In many respects consumers are the missing ingredient in our economic cake. Higher savings ratios and careful spending is not only occurring against a subdued outlook for the Australian economy – it’s one of the causes. A reluctance to spend has an obvious impact on retailers and their share prices. Is it time to buy?

According to retail sales data released earlier in the month the retail environment remains constrained. July sales were expected to increase by around 0.2%. Instead they were flat. The reading is particularly disappointing in light of the improvement in the second quarter of the year. Q2 saw annualised growth in retail sales of 1.5%. Not great, but a significant lift on Q1’s 0.2% and the average 0.5% over 2016.

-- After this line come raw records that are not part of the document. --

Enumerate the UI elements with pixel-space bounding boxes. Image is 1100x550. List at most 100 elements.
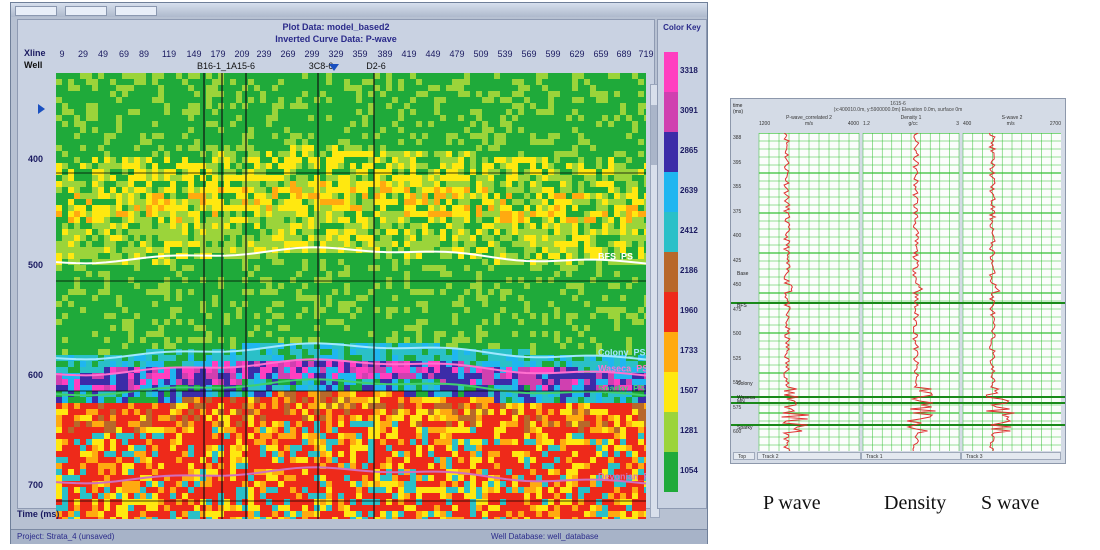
impedance-cell [350, 373, 357, 380]
impedance-cell [410, 283, 417, 290]
impedance-cell [302, 247, 309, 254]
impedance-cell [128, 199, 135, 206]
impedance-cell [236, 421, 243, 428]
impedance-cell [356, 415, 363, 422]
impedance-cell [134, 481, 141, 488]
impedance-cell [290, 247, 297, 254]
impedance-cell [386, 235, 393, 242]
impedance-cell [146, 85, 153, 92]
impedance-cell [308, 229, 315, 236]
impedance-cell [224, 109, 231, 116]
impedance-cell [146, 73, 153, 80]
impedance-cell [374, 211, 381, 218]
impedance-cell [140, 115, 147, 122]
xline-tick: 569 [521, 49, 537, 59]
impedance-cell [74, 73, 81, 80]
impedance-cell [104, 205, 111, 212]
impedance-cell [260, 397, 267, 404]
impedance-cell [278, 355, 285, 362]
impedance-cell [212, 211, 219, 218]
impedance-cell [104, 337, 111, 344]
impedance-cell [392, 367, 399, 374]
impedance-cell [338, 193, 345, 200]
impedance-cell [350, 421, 357, 428]
impedance-cell [236, 193, 243, 200]
impedance-cell [152, 121, 159, 128]
impedance-cell [254, 259, 261, 266]
impedance-cell [266, 343, 273, 350]
menu-button-1[interactable] [15, 6, 57, 16]
impedance-cell [272, 451, 279, 458]
impedance-cell [290, 427, 297, 434]
menu-button-3[interactable] [115, 6, 157, 16]
impedance-cell [92, 313, 99, 320]
impedance-cell [254, 343, 261, 350]
menu-button-2[interactable] [65, 6, 107, 16]
impedance-cell [242, 127, 249, 134]
impedance-cell [326, 133, 333, 140]
impedance-cell [164, 307, 171, 314]
impedance-cell [86, 127, 93, 134]
impedance-cell [110, 397, 117, 404]
impedance-cell [422, 121, 429, 128]
impedance-cell [236, 109, 243, 116]
impedance-cell [284, 367, 291, 374]
impedance-cell [98, 451, 105, 458]
impedance-cell [410, 493, 417, 500]
impedance-cell [206, 187, 213, 194]
impedance-cell [254, 475, 261, 482]
impedance-cell [428, 367, 435, 374]
impedance-cell [284, 343, 291, 350]
impedance-cell [422, 343, 429, 350]
impedance-cell [338, 295, 345, 302]
impedance-cell [278, 361, 285, 368]
impedance-cell [332, 511, 339, 518]
impedance-cell [140, 85, 147, 92]
impedance-cell [218, 505, 225, 512]
impedance-cell [242, 409, 249, 416]
impedance-cell [224, 259, 231, 266]
current-time-marker-icon[interactable] [38, 104, 45, 114]
impedance-cell [188, 439, 195, 446]
impedance-cell [188, 181, 195, 188]
impedance-cell [260, 313, 267, 320]
impedance-cell [248, 193, 255, 200]
impedance-cell [314, 397, 321, 404]
impedance-cell [398, 349, 405, 356]
impedance-cell [170, 235, 177, 242]
impedance-cell [134, 307, 141, 314]
impedance-cell [200, 175, 207, 182]
impedance-cell [92, 469, 99, 476]
impedance-cell [152, 109, 159, 116]
impedance-cell [194, 223, 201, 230]
impedance-cell [266, 85, 273, 92]
impedance-cell [398, 211, 405, 218]
seismic-section[interactable]: BFS_PSColony_PSWaseca_PSSparky_PSDevonia… [56, 73, 646, 519]
impedance-cell [350, 325, 357, 332]
impedance-cell [212, 487, 219, 494]
impedance-cell [380, 457, 387, 464]
impedance-cell [446, 403, 453, 410]
impedance-cell [56, 415, 63, 422]
impedance-cell [218, 115, 225, 122]
impedance-cell [176, 379, 183, 386]
impedance-cell [242, 415, 249, 422]
impedance-cell [308, 205, 315, 212]
impedance-cell [320, 109, 327, 116]
impedance-cell [230, 259, 237, 266]
impedance-cell [176, 193, 183, 200]
impedance-cell [230, 433, 237, 440]
impedance-cell [398, 517, 405, 519]
impedance-cell [440, 151, 447, 158]
impedance-cell [422, 205, 429, 212]
impedance-cell [326, 109, 333, 116]
current-xline-marker-icon[interactable] [329, 64, 339, 71]
impedance-cell [200, 115, 207, 122]
impedance-cell [302, 307, 309, 314]
impedance-cell [386, 145, 393, 152]
impedance-cell [86, 457, 93, 464]
impedance-cell [194, 145, 201, 152]
impedance-cell [338, 511, 345, 518]
impedance-cell [278, 403, 285, 410]
impedance-cell [380, 223, 387, 230]
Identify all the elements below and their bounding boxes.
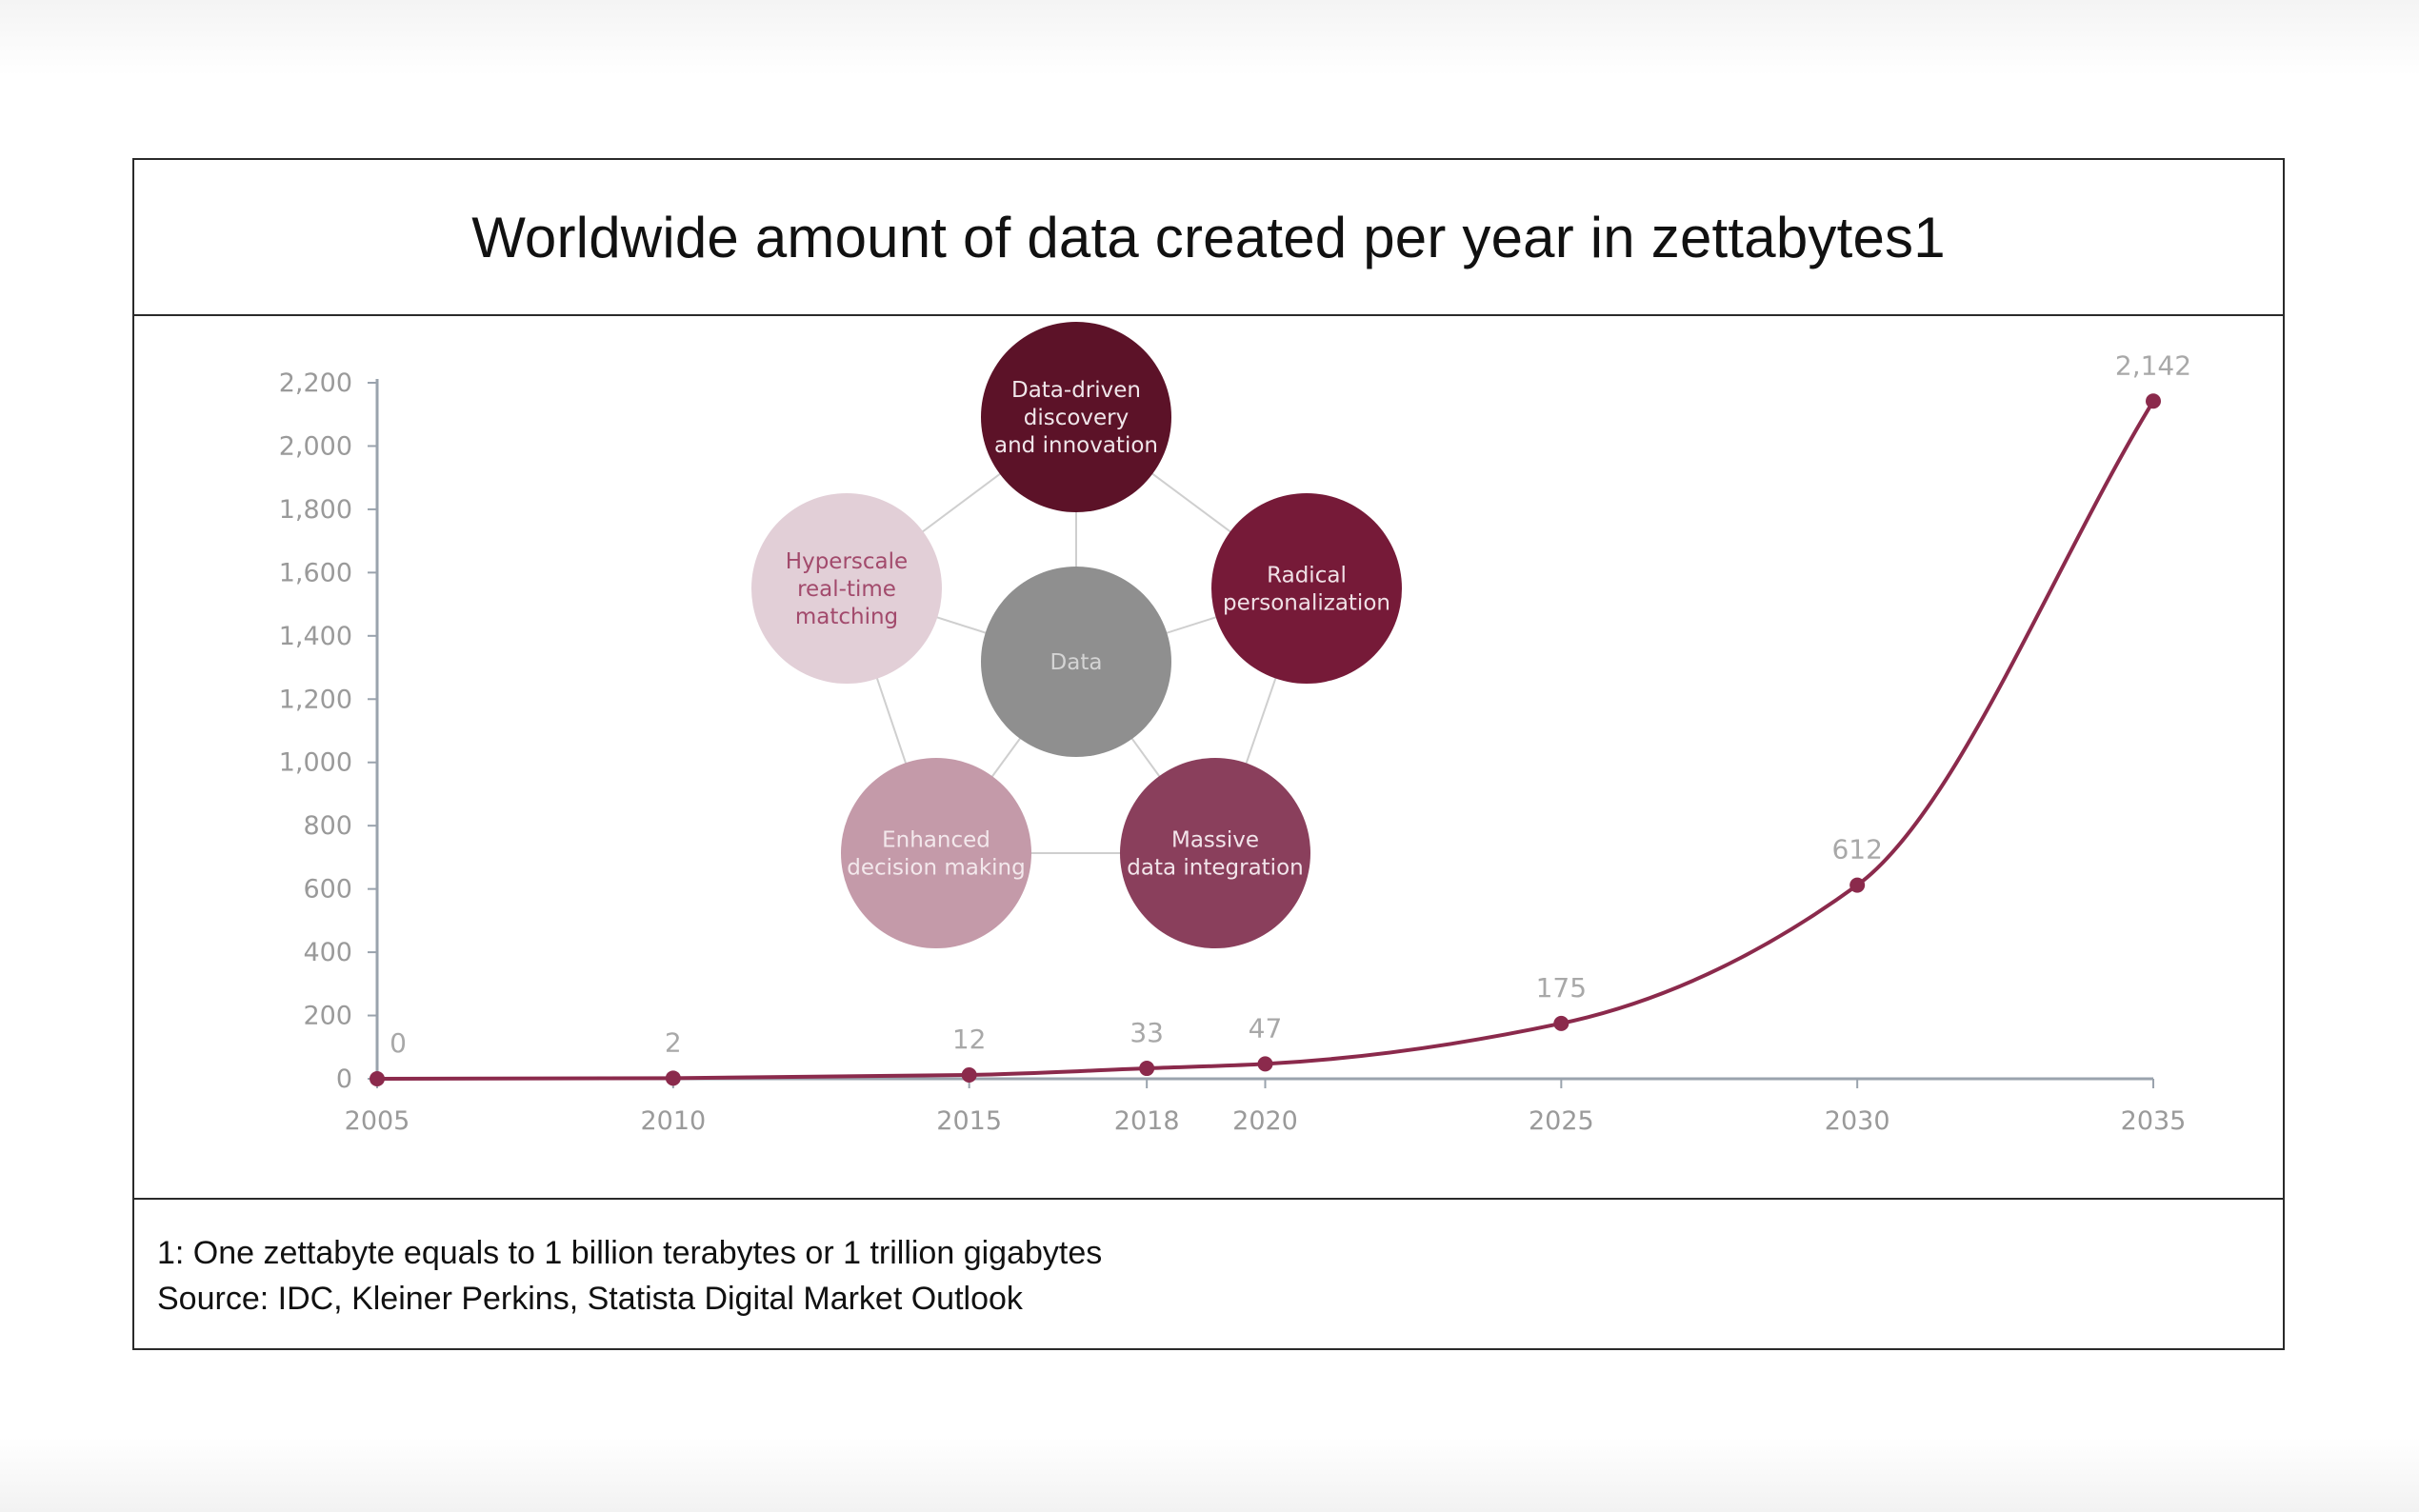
data-label: 0 (390, 1027, 407, 1059)
diagram-bubble-label: discovery (1024, 406, 1130, 430)
y-tick-label: 2,200 (279, 368, 352, 398)
data-label: 47 (1249, 1012, 1283, 1044)
y-tick-label: 1,400 (279, 622, 352, 651)
x-tick-label: 2020 (1232, 1106, 1298, 1136)
data-label: 2,142 (2115, 349, 2191, 381)
background-top-band (0, 0, 2419, 76)
data-point (665, 1070, 681, 1086)
diagram-center-bubble (981, 567, 1171, 757)
data-point (1257, 1056, 1273, 1072)
y-tick-label: 400 (303, 938, 352, 967)
footer-row: 1: One zettabyte equals to 1 billion ter… (134, 1198, 2283, 1350)
y-tick-label: 200 (303, 1002, 352, 1031)
diagram-bubble-label: Massive (1171, 828, 1259, 853)
x-tick-label: 2010 (640, 1106, 706, 1136)
data-label: 612 (1831, 834, 1882, 865)
x-tick-label: 2015 (936, 1106, 1002, 1136)
diagram-bubble-label: Data-driven (1011, 378, 1141, 403)
x-tick-label: 2030 (1825, 1106, 1890, 1136)
data-label: 12 (952, 1024, 987, 1055)
title-row: Worldwide amount of data created per yea… (134, 160, 2283, 316)
source-note: Source: IDC, Kleiner Perkins, Statista D… (157, 1281, 1023, 1317)
chart-title: Worldwide amount of data created per yea… (471, 205, 1946, 269)
data-label: 33 (1130, 1017, 1164, 1048)
diagram-bubble (1211, 493, 1402, 684)
diagram-bubble (981, 322, 1171, 512)
data-point (1139, 1061, 1155, 1077)
y-tick-label: 1,200 (279, 685, 352, 714)
data-label: 2 (665, 1026, 682, 1058)
x-tick-label: 2025 (1529, 1106, 1594, 1136)
diagram-center-label: Data (1050, 650, 1103, 675)
data-point (2146, 393, 2161, 409)
diagram-bubble-label: matching (795, 605, 898, 629)
diagram-bubble-label: decision making (847, 856, 1026, 881)
footnote: 1: One zettabyte equals to 1 billion ter… (157, 1235, 1103, 1271)
data-point (1849, 877, 1866, 893)
diagram-bubble-label: Hyperscale (786, 549, 908, 574)
diagram-bubble-label: real-time (797, 577, 896, 602)
diagram-bubble-label: data integration (1127, 856, 1303, 881)
diagram-bubble (841, 758, 1031, 948)
data-label: 175 (1536, 972, 1587, 1004)
chart-frame: Worldwide amount of data created per yea… (132, 158, 2285, 1350)
diagram-bubble-label: Enhanced (882, 828, 990, 853)
diagram-bubble-label: and innovation (994, 433, 1158, 458)
y-tick-label: 1,000 (279, 748, 352, 778)
background-bottom-band (0, 1438, 2419, 1512)
y-tick-label: 2,000 (279, 431, 352, 461)
diagram-bubble-label: personalization (1223, 591, 1390, 616)
x-tick-label: 2018 (1114, 1106, 1180, 1136)
data-point (370, 1071, 385, 1086)
x-tick-label: 2035 (2121, 1106, 2187, 1136)
x-tick-label: 2005 (345, 1106, 410, 1136)
data-point (1553, 1015, 1569, 1031)
diagram-bubble (751, 493, 942, 684)
diagram-bubble-label: Radical (1267, 564, 1347, 588)
diagram-bubble (1120, 758, 1310, 948)
data-point (961, 1067, 977, 1084)
y-tick-label: 1,600 (279, 558, 352, 587)
data-diagram: Data Data-driven discovery and innovation Ra… (751, 322, 1402, 948)
y-tick-label: 600 (303, 875, 352, 905)
y-tick-label: 1,800 (279, 495, 352, 525)
y-tick-label: 800 (303, 811, 352, 841)
y-tick-label: 0 (336, 1064, 352, 1094)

Wages and inflation are inextricably linked by consumer behaviour. Wage increases lift consumer spending, putting upward pressure on prices and inflation. Increasing prices induce business expansion, increasing demand for labour and then wages. This process feeds on itself. The problem for the economy in general and central bankers in particular is how to kick start this virtuous circle.

Business investment is picking up as the drag from the mining boom drops off. The key to economic recovery is therefore in the hands of the consumer. However the lowest wages growth in decades is weighing on consumer sentiment. The concern has eased somewhat. Australian household savings ratios have dropped from above 10% to just below 5%, but this is still indicative of conservative consumers.

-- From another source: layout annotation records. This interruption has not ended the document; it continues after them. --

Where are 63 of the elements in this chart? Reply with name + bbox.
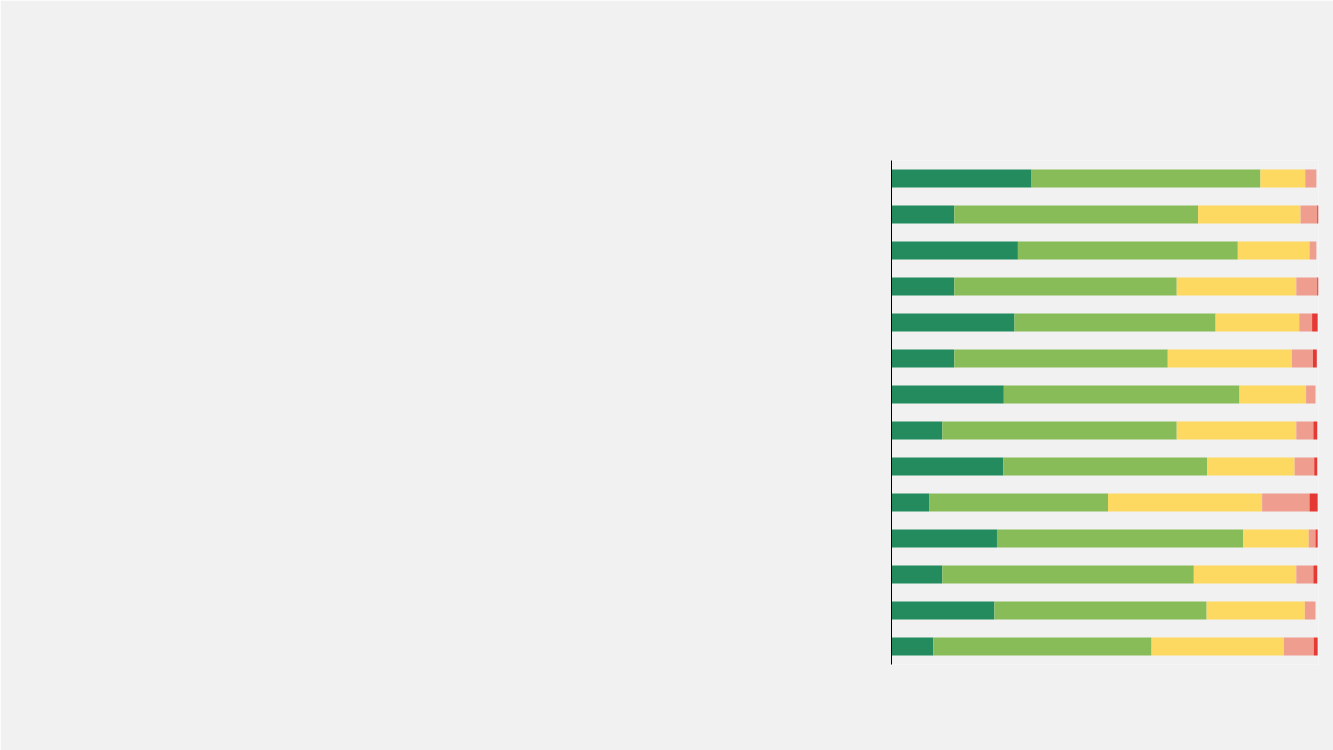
bar [1304, 601, 1316, 620]
bar [1313, 565, 1318, 584]
bar [1151, 637, 1284, 656]
bar [1312, 349, 1317, 368]
bar [891, 349, 955, 368]
bar [1239, 385, 1307, 404]
bar [1193, 565, 1297, 584]
bar [1003, 385, 1240, 404]
bar [1294, 457, 1315, 476]
bar [1243, 529, 1309, 548]
bar [1107, 493, 1263, 512]
bar [1206, 601, 1305, 620]
bar [891, 565, 943, 584]
bar [1167, 349, 1293, 368]
bar [891, 277, 955, 296]
bar [891, 601, 995, 620]
bar [1314, 457, 1318, 476]
bar [1215, 313, 1300, 332]
bar [1014, 313, 1216, 332]
bar [942, 565, 1194, 584]
bar [942, 421, 1177, 440]
bar [1017, 241, 1238, 260]
bar [1299, 313, 1313, 332]
bar [891, 421, 943, 440]
bar [891, 205, 955, 224]
bar [954, 349, 1168, 368]
bar [954, 277, 1177, 296]
bar [1308, 529, 1316, 548]
bar [1031, 169, 1261, 188]
bar [1003, 457, 1208, 476]
bar [1313, 637, 1318, 656]
bar [954, 205, 1199, 224]
bar [1262, 493, 1310, 512]
bar [891, 493, 930, 512]
bar [891, 637, 934, 656]
bar [891, 313, 1015, 332]
bar [1300, 205, 1318, 224]
bar [994, 601, 1207, 620]
bar [1296, 565, 1314, 584]
bar [891, 529, 997, 548]
bar [1292, 349, 1313, 368]
bar [1309, 493, 1318, 512]
bar [1207, 457, 1295, 476]
bar [1306, 385, 1316, 404]
bar [1296, 421, 1314, 440]
bar [1176, 421, 1297, 440]
bar [891, 457, 1004, 476]
bar [1237, 241, 1310, 260]
bar [1305, 169, 1317, 188]
bar [891, 385, 1004, 404]
bar [1260, 169, 1306, 188]
bar [929, 493, 1108, 512]
bar [1312, 313, 1318, 332]
bar [1198, 205, 1301, 224]
bar [891, 169, 1032, 188]
bar [933, 637, 1152, 656]
bar [1315, 529, 1318, 548]
bar [996, 529, 1244, 548]
bar [1296, 277, 1318, 296]
bar [1313, 421, 1318, 440]
bar [891, 241, 1018, 260]
bar [1176, 277, 1297, 296]
bar [1283, 637, 1314, 656]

Economic optimists suggest this weakness in wages is largely a function of the economic cycle, and will turn (eventually). The pessimists put the lack of wages growth down to structural factors. Increasing automation and increasing use of technology means businesses need fewer workers. More and more workers are shifting into the “gig” economy, doing piecework as contractors.

This fracturing of the workforce gives individuals far less bargaining power, and some suggest companies are exploiting this softer employment market. The doomsayers maintain this structural change means wage growth will never return to “normal” levels again.

However a pick-up in job advertisements that correlates to the fall in unemployment in recent years indicates at least part of the current softness in wages is cyclical. Once this cycle starts it can be hard to slow, and eventually leads to outbreaks of higher inflation. That’s a problem for another time.

Global growth expectations are moving upward consistently for the first time since the GFC. The next twelve months will likely expose the question of whether the current low level of wages growth is temporary or permanent. Share markets price the future, so investors may not wait for the final result if there is an uptick at the next reading of the wage price index due in November. The optimists may start moving on retail stocks before then if other growth related data remains positive.

Fear of Amazon has driven retail stocks to lower levels over the last two months. The sell down may be viewed as sentimental rather than numeric, especially considering the fact that Amazon accounts for around 3% of all USA non-food sales. How quickly do the bears think that Amazon can grab markets share in Australia?

Contrarian investors are running their rulers over the sector right now. Just like questions surrounding wages the retail sector is subject to both structural and cyclical factors, meaning not all stocks are primed for strong recoveries. Myer reported last week that in the most recent half year like for like sales fell by around 1.5%. It’s difficult to reconcile their often stated rationale of a weak retail environment with the breakdown of the quarterly retail sales data that showed department store sales grew at 0.4% in Q1 and then 3.1% pa in Q2.

On the other hand Retail Food Group is a much more interesting proposition. RFG franchise well-known names like Michele’s Patisserie, Gloria Jean’s, Dunkin Donuts, Crust Pizza and many others. Trading near yearly lows, analysts expect it to grow sales at around 5% pa over the next three years. After the recent sell down it’s trading on a lower Price to Earnings ratio of 10x, and has an estimated dividend yield including franking around 9.5%. Tasty.